Wednesday, May 26, 2010

Climbing a Mountain

I have recently surpassed running over three hundred miles among races and training this calendar year. Occasionally I will come up for air and ask myself why am I running as much as I am.


I  have come a long way from the ten minutes and eleven seconds it required to run my first mile last year when I began training. I have progressed from running a mile in 611 seconds to only 355 seconds in fourteen months. In order to get to the next level I need to become 45 seconds faster, running a mile in about 5 minutes and 15 seconds

There are parallels among climbing a mountain and training.  If you choose to climb a smaller mountain it will not take you as long to get to the peak.  I have already climbed the mountain I have set out to climb.  Completing a mile in less than six minutes is something I have never done in my life, not even as a skinny teen.  This mountain required 14 months of training.  I have run over 135 hours and 850 miles during this time.

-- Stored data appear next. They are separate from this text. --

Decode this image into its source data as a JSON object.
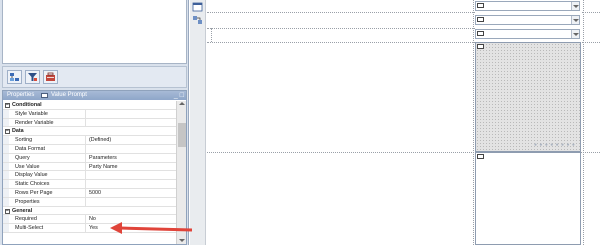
{
  "properties_panel": {
    "title": "Properties",
    "object_name": "Value Prompt",
    "title_buttons": "_ □",
    "rows": [
      {
        "type": "category",
        "name": "Conditional",
        "toggle": "−"
      },
      {
        "type": "prop",
        "name": "Style Variable",
        "value": ""
      },
      {
        "type": "prop",
        "name": "Render Variable",
        "value": ""
      },
      {
        "type": "category",
        "name": "Data",
        "toggle": "−"
      },
      {
        "type": "prop",
        "name": "Sorting",
        "value": "(Defined)"
      },
      {
        "type": "prop",
        "name": "Data Format",
        "value": ""
      },
      {
        "type": "prop",
        "name": "Query",
        "value": "Parameters"
      },
      {
        "type": "prop",
        "name": "Use Value",
        "value": "Party Name"
      },
      {
        "type": "prop",
        "name": "Display Value",
        "value": ""
      },
      {
        "type": "prop",
        "name": "Static Choices",
        "value": ""
      },
      {
        "type": "prop",
        "name": "Rows Per Page",
        "value": "5000"
      },
      {
        "type": "prop",
        "name": "Properties",
        "value": ""
      },
      {
        "type": "category",
        "name": "General",
        "toggle": "−"
      },
      {
        "type": "prop",
        "name": "Required",
        "value": "No"
      },
      {
        "type": "prop",
        "name": "Multi-Select",
        "value": "Yes"
      }
    ]
  },
  "toolbar": {
    "icons": [
      "hierarchy-icon",
      "filter-icon",
      "toolbox-icon"
    ]
  },
  "canvas": {
    "listbox_selection_links": "● ● ●  ● ● ● ● ●"
  },
  "annotation": {
    "arrow_color": "#e0443a"
  }
}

As I stand now and ask myself if I want to continue to climb the mountain or climb back down, I can't help but desiring to keep trekking.  I am still setting personal records at each race.  I have not plateaued yet.  I am training smarter, doing less training and getting better results. To get to the top of the mountain you have to progress at a reasonable measured pace, i.e., enjoy the climb as you go.

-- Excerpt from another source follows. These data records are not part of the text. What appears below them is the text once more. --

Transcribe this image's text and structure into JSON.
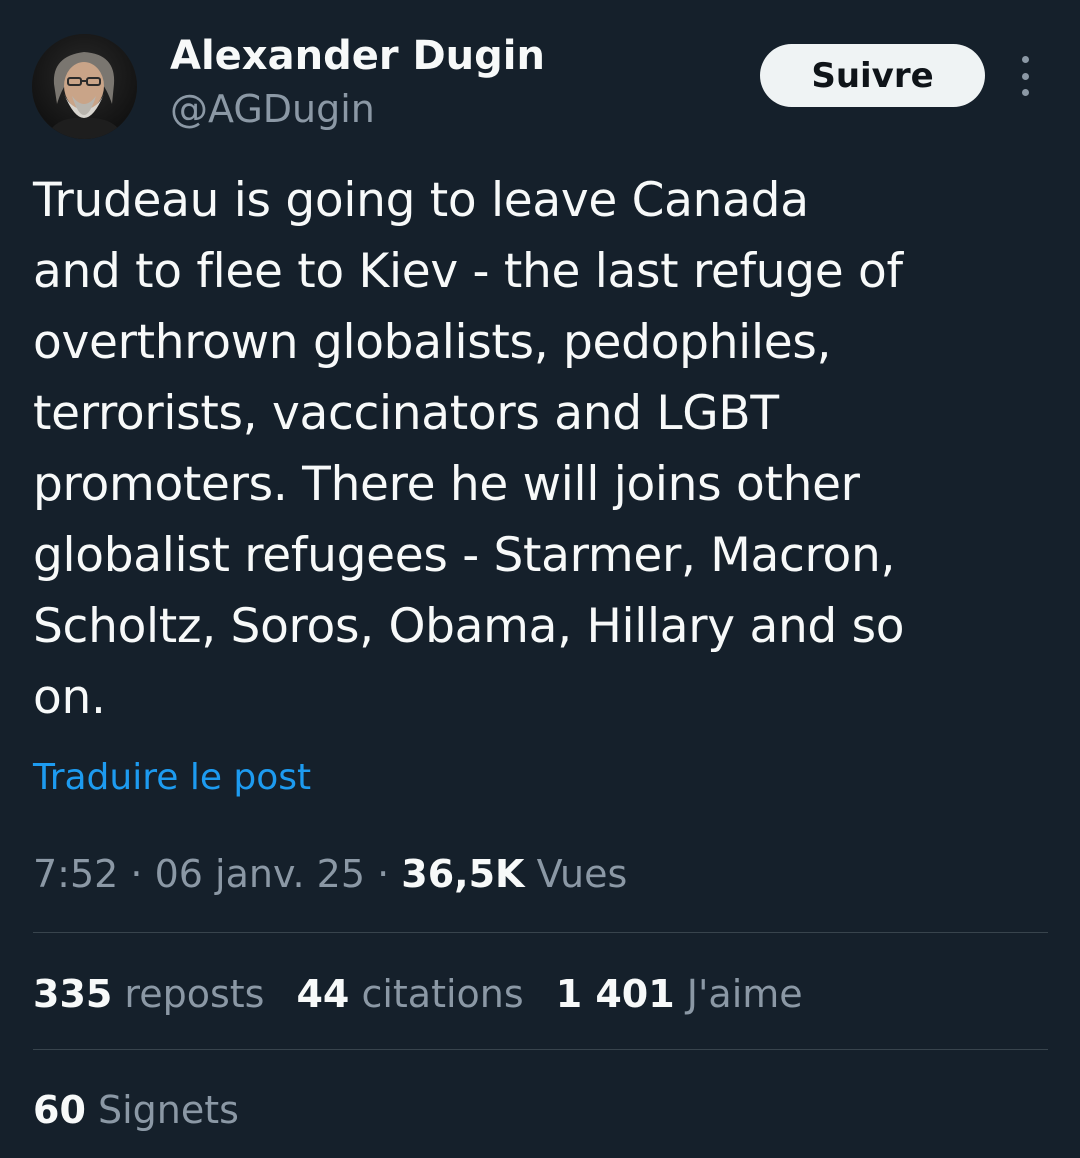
{
  "author": {
    "name": "Alexander Dugin",
    "handle": "@AGDugin",
    "follow_label": "Suivre"
  },
  "post": {
    "text": "Trudeau is going to leave Canada\nand to flee to Kiev - the last refuge of\noverthrown globalists, pedophiles,\nterrorists, vaccinators and LGBT\npromoters. There he will joins other\nglobalist refugees - Starmer, Macron,\nScholtz, Soros, Obama, Hillary and so\non.",
    "translate_label": "Traduire le post"
  },
  "meta": {
    "time": "7:52",
    "separator": " · ",
    "date": "06 janv. 25",
    "views_count": "36,5K",
    "views_label": "Vues"
  },
  "stats": {
    "reposts_count": "335",
    "reposts_label": "reposts",
    "quotes_count": "44",
    "quotes_label": "citations",
    "likes_count": "1 401",
    "likes_label": "J'aime",
    "bookmarks_count": "60",
    "bookmarks_label": "Signets"
  },
  "colors": {
    "background": "#15202b",
    "text_primary": "#f7f9f9",
    "text_secondary": "#8b98a5",
    "link": "#1d9bf0",
    "divider": "#38444d",
    "follow_button_bg": "#eff3f4"
  },
  "icons": {
    "more": "more-vertical-icon"
  }
}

I have always believed I would need to train for about three years before I can enter races and actually race against others. (The prospect of discovering I was a promising runner at age 46 and after years of a sedentary lifestyle was not realistic. I knew I would have to work hard to get in shape.)  This year I choose a target pace for a race and then adhere to it, regardless of what is transpiring around myself.  I would like to climb this mountain for one more year and then re-assess where I am on the mountain.

I would like to run the Lebanon VA 5K his Saturday morning.  The best runners from Lebanon county will be there.  I won't finish in the top ten, but I should have a shot at besting my personal 5K record of 22 minutes and 48 seconds.  My training program is customized for a 5K, not the one mile I recently ran.